Empezó una tormenta que arrancó de raíz varios árboles del bosque. Terremotos sacudieron la tierra y rasgaron su corteza. Nubes negras con ojos inyectados de sangre oscurecieron la bóveda celeste y cayeron relámpagos de fuego que despertaron a los muertos.
Lo único reconocible de Lúi fue su sonrisa: estaba hecha de colmillos con ojos carmesíes en las puntas que incineraban todo cuando estuviera en su voluntad. Su cabeza era una colosal masa de carne palpitante cubierta de tentáculos con bocas donde salían cometas de hielo. Su cuerpo se convirtió en una torre de hueso cubierta de espinas que emitían un gas verdoso que formaba nubes corrosivas que derretían todo lo que se encontraba cerca. Sus ojos fueron reemplazados por un par de agujeros negros donde salían pequeños conejos sonrientes de pelaje negro, cuya risa provocaba que los árboles murieran al instante y crecieran en su lugar espinas moradas que emanaban sangre fresca.

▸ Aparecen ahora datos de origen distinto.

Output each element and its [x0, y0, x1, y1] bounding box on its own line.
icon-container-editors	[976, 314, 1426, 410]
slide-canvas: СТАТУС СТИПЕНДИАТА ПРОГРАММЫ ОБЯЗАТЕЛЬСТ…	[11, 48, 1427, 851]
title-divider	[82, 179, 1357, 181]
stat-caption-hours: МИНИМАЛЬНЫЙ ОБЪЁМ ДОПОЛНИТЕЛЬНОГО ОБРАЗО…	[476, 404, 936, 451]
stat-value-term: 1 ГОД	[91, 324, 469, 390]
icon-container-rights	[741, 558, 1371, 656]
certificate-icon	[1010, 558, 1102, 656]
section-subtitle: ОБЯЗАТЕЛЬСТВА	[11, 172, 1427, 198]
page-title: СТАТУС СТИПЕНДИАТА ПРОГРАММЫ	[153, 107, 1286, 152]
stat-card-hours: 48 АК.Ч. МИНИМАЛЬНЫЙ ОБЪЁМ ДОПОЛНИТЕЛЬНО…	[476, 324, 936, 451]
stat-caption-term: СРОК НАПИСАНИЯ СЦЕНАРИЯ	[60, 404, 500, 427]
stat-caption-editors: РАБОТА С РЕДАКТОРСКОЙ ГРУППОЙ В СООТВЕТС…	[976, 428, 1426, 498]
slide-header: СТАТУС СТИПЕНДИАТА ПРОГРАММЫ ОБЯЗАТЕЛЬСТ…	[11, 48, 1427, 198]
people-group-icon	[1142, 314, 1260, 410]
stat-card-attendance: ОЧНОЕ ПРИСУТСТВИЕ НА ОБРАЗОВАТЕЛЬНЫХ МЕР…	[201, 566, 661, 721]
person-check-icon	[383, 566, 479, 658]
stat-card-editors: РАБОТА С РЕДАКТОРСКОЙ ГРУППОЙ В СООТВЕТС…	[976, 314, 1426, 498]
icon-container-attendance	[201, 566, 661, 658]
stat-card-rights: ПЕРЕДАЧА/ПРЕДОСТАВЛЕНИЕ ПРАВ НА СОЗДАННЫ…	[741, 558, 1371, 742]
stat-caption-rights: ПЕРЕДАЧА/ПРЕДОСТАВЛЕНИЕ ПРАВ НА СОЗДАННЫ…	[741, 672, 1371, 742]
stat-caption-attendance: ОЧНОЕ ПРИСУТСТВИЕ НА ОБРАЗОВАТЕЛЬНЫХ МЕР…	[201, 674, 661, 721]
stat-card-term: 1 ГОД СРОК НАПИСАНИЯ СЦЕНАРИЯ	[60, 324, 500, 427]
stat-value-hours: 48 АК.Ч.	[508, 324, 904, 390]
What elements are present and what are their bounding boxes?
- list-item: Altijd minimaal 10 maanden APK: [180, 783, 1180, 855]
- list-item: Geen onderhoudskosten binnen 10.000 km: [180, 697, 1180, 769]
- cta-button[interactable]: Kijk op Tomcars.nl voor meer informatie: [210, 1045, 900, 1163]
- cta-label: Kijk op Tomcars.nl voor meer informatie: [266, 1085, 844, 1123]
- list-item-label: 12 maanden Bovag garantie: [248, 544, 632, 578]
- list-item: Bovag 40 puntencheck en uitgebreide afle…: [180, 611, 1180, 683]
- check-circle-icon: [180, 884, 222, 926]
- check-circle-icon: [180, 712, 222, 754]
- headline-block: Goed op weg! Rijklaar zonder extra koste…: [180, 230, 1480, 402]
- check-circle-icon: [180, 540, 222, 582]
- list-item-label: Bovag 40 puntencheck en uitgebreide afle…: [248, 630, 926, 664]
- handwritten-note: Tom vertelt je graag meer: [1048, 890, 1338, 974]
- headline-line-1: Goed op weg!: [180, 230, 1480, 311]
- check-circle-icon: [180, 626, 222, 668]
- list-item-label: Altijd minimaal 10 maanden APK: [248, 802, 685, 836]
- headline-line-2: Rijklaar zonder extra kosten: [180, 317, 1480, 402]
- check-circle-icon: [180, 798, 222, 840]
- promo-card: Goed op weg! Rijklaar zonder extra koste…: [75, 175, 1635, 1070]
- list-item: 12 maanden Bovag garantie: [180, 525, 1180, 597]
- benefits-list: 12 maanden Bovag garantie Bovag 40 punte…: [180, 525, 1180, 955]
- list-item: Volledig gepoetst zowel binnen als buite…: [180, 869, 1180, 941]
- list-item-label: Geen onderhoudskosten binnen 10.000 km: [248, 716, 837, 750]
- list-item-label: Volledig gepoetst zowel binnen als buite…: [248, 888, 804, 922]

– ¡Levántate, Umankrazón! Mira a tus servidores con sangre en los labios para proclamarte nuestro señor. Te servimos en este mundo que es ahora tu dominio eterno. ¡Que tú seas nosotros y llévanos a la eternidad de tu sombra! – Todos los encapuchados y el viejo conejo se arrodillaron ante un dios liberado que destruía y creaba con el sólo hecho de existir.